How to Install Ubuntu in Windows

Here at MakeTechEasier, we’ve touched on Wubi here and there but have never really gone into detail on exactly what it can do and how it works. According to the website,

Wubi is an officially supported Ubuntu installer for Windows users that can bring you to the Linux world with a single click. Wubi allows you to install and uninstall Ubuntu as any other Windows application, in a simple and safe way…

That sums it up pretty well. You can use your Windows (98, 2000, XP, Vista) Control Panel to add/remove it as easily as any other Windows app.

The key thing about Wubi (Windows based Ubuntu Installer) is that you do not have to do any partitioning. It simply creates a file in Windows that both systems treat as if it’s a separate partition. You can choose the size of that file when you install.

In Windows, download the Wubi installer here. The initial options can be set at the main screen.

wubi-mainscreen

When choosing the drive to host your new Ubuntu installation, try to pick your C drive if possible. I’ve had nothing but bad luck trying to run a Wubi installation from a drive partition other than the one running Windows. Also, when it comes the deciding how much space to allocate to Ubuntu, I wouldn’t suggest going much below 20Gb if you plan to get much done.

Note the Desktop Environment option in the lower left corner. With Wubi, you have the option of four versions of Ubuntu:

  • Ubuntu – With GNOME, the standard option
  • Kubuntu – With KDE, a more “Windowsy” desktop
  • Xubuntu – With XFCE, more lightweight than GNOME or KDE
  • Mythbuntu – A PVR system using MythTV and XFCE

Once you’re ready to install, you’ll have to wait for the full ISO to download.

Downloading Ubuntu ISO

How it works

While we’re waiting for the download, we might as well go over exactly what’s happening. Instead of creating a partition to hold Linux and all its files, Wubi creates a loop device inside a file (typically C:\Ubuntu\disks\root.disk), which Windows treats as if it was a separate partition or hard drive.

When you boot the computer, you’ll see the Windows bootloader asking which OS to boot.

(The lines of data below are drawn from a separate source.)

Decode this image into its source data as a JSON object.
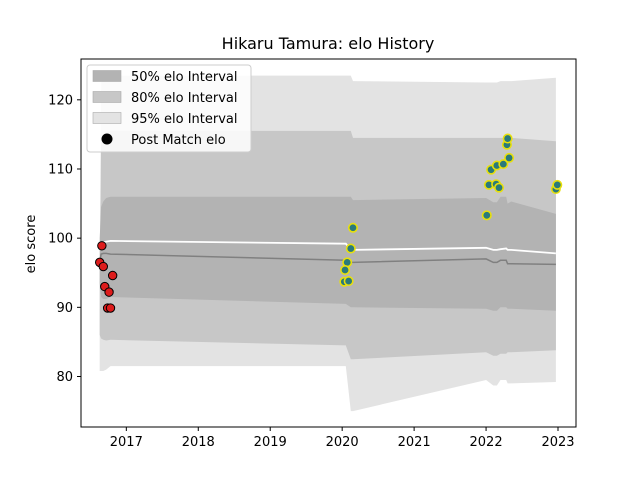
{
  "chart_data": {
    "type": "scatter",
    "title": "Hikaru Tamura: elo History",
    "xlabel": "",
    "ylabel": "elo score",
    "xlim": [
      2016.37,
      2023.25
    ],
    "ylim": [
      72.7,
      125.9
    ],
    "x_ticks": [
      {
        "value": 2017,
        "label": "2017"
      },
      {
        "value": 2018,
        "label": "2018"
      },
      {
        "value": 2019,
        "label": "2019"
      },
      {
        "value": 2020,
        "label": "2020"
      },
      {
        "value": 2021,
        "label": "2021"
      },
      {
        "value": 2022,
        "label": "2022"
      },
      {
        "value": 2023,
        "label": "2023"
      }
    ],
    "y_ticks": [
      {
        "value": 80,
        "label": "80"
      },
      {
        "value": 90,
        "label": "90"
      },
      {
        "value": 100,
        "label": "100"
      },
      {
        "value": 110,
        "label": "110"
      },
      {
        "value": 120,
        "label": "120"
      }
    ],
    "grid": false,
    "legend_position": "top-left",
    "legend": [
      {
        "label": "50% elo Interval",
        "kind": "band50"
      },
      {
        "label": "80% elo Interval",
        "kind": "band80"
      },
      {
        "label": "95% elo Interval",
        "kind": "band95"
      },
      {
        "label": "Post Match elo",
        "kind": "point"
      }
    ],
    "colors": {
      "band95": "#e3e3e3",
      "band80": "#c7c7c7",
      "band50": "#b3b3b3",
      "mean_line": "#ffffff",
      "median_line": "#808080",
      "point_red": "#dd1c1c",
      "point_yellow_edge": "#e8e00c",
      "point_yellow_face": "#2a7a7a"
    },
    "intervals": {
      "x": [
        2016.63,
        2016.65,
        2016.68,
        2016.72,
        2016.78,
        2020.05,
        2020.12,
        2020.15,
        2022.0,
        2022.1,
        2022.15,
        2022.2,
        2022.28,
        2022.3,
        2022.35,
        2022.97
      ],
      "upper95": [
        89.5,
        122.5,
        123.0,
        123.4,
        123.5,
        123.5,
        123.5,
        122.7,
        122.5,
        122.5,
        122.5,
        122.7,
        122.7,
        122.7,
        122.7,
        123.2
      ],
      "upper80": [
        94.0,
        114.0,
        114.8,
        115.3,
        115.5,
        115.5,
        115.5,
        114.5,
        114.5,
        114.5,
        114.5,
        114.5,
        114.5,
        114.5,
        114.5,
        114.0
      ],
      "upper50": [
        100.0,
        104.5,
        105.3,
        105.8,
        106.0,
        106.0,
        106.0,
        105.5,
        105.8,
        105.2,
        105.2,
        106.0,
        106.0,
        105.0,
        105.3,
        103.5
      ],
      "mean": [
        98.8,
        99.2,
        99.4,
        99.5,
        99.6,
        99.2,
        98.3,
        98.3,
        98.6,
        98.3,
        98.3,
        98.4,
        98.5,
        98.3,
        98.3,
        97.8
      ],
      "median": [
        96.5,
        97.7,
        97.8,
        97.8,
        97.7,
        96.8,
        96.5,
        96.5,
        97.0,
        96.5,
        96.5,
        96.8,
        96.8,
        96.3,
        96.3,
        96.2
      ],
      "lower50": [
        93.5,
        91.5,
        91.2,
        91.2,
        91.5,
        90.5,
        90.0,
        90.0,
        89.8,
        89.5,
        89.5,
        90.0,
        90.0,
        89.8,
        89.8,
        89.5
      ],
      "lower80": [
        86.0,
        85.5,
        85.3,
        85.2,
        85.3,
        84.5,
        82.5,
        82.5,
        83.5,
        83.0,
        83.0,
        83.3,
        83.3,
        83.5,
        83.5,
        83.8
      ],
      "lower95": [
        80.8,
        80.8,
        80.8,
        81.0,
        81.5,
        81.5,
        75.0,
        75.0,
        79.5,
        78.7,
        78.7,
        79.5,
        79.5,
        79.0,
        79.0,
        79.2
      ]
    },
    "series": [
      {
        "group": "red",
        "points": [
          {
            "x": 2016.66,
            "y": 98.9
          },
          {
            "x": 2016.63,
            "y": 96.5
          },
          {
            "x": 2016.68,
            "y": 95.9
          },
          {
            "x": 2016.7,
            "y": 93.0
          },
          {
            "x": 2016.74,
            "y": 89.9
          },
          {
            "x": 2016.78,
            "y": 89.9
          },
          {
            "x": 2016.76,
            "y": 92.2
          },
          {
            "x": 2016.81,
            "y": 94.6
          }
        ]
      },
      {
        "group": "yellow",
        "points": [
          {
            "x": 2020.15,
            "y": 101.5
          },
          {
            "x": 2020.12,
            "y": 98.5
          },
          {
            "x": 2020.07,
            "y": 96.5
          },
          {
            "x": 2020.04,
            "y": 95.4
          },
          {
            "x": 2020.03,
            "y": 93.7
          },
          {
            "x": 2020.09,
            "y": 93.8
          },
          {
            "x": 2022.01,
            "y": 103.3
          },
          {
            "x": 2022.04,
            "y": 107.7
          },
          {
            "x": 2022.07,
            "y": 109.9
          },
          {
            "x": 2022.14,
            "y": 107.8
          },
          {
            "x": 2022.18,
            "y": 107.3
          },
          {
            "x": 2022.15,
            "y": 110.5
          },
          {
            "x": 2022.24,
            "y": 110.7
          },
          {
            "x": 2022.29,
            "y": 113.5
          },
          {
            "x": 2022.3,
            "y": 114.4
          },
          {
            "x": 2022.32,
            "y": 111.6
          },
          {
            "x": 2022.97,
            "y": 107.1
          },
          {
            "x": 2022.99,
            "y": 107.7
          }
        ]
      }
    ]
  }
}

If you choose Ubuntu, the Windows bootloader opens the file Wubi created earlier, and the Linux inside thinks it’s running on a typical Linux partition.

Finishing Up

I found that doing the Ubuntu 9.04 install over Wubi was quite comfortable and clear. I’ve suggested Wubi to a few potential converts, and I think I’ll continue to do so. In particular, I like how easy Wubi makes it to choose which of the various Ubuntu flavors to install. I think that makes it a little easier for people to try out something they’d otherwise never think to download. I look forward to seeing what the developers come up with in the future.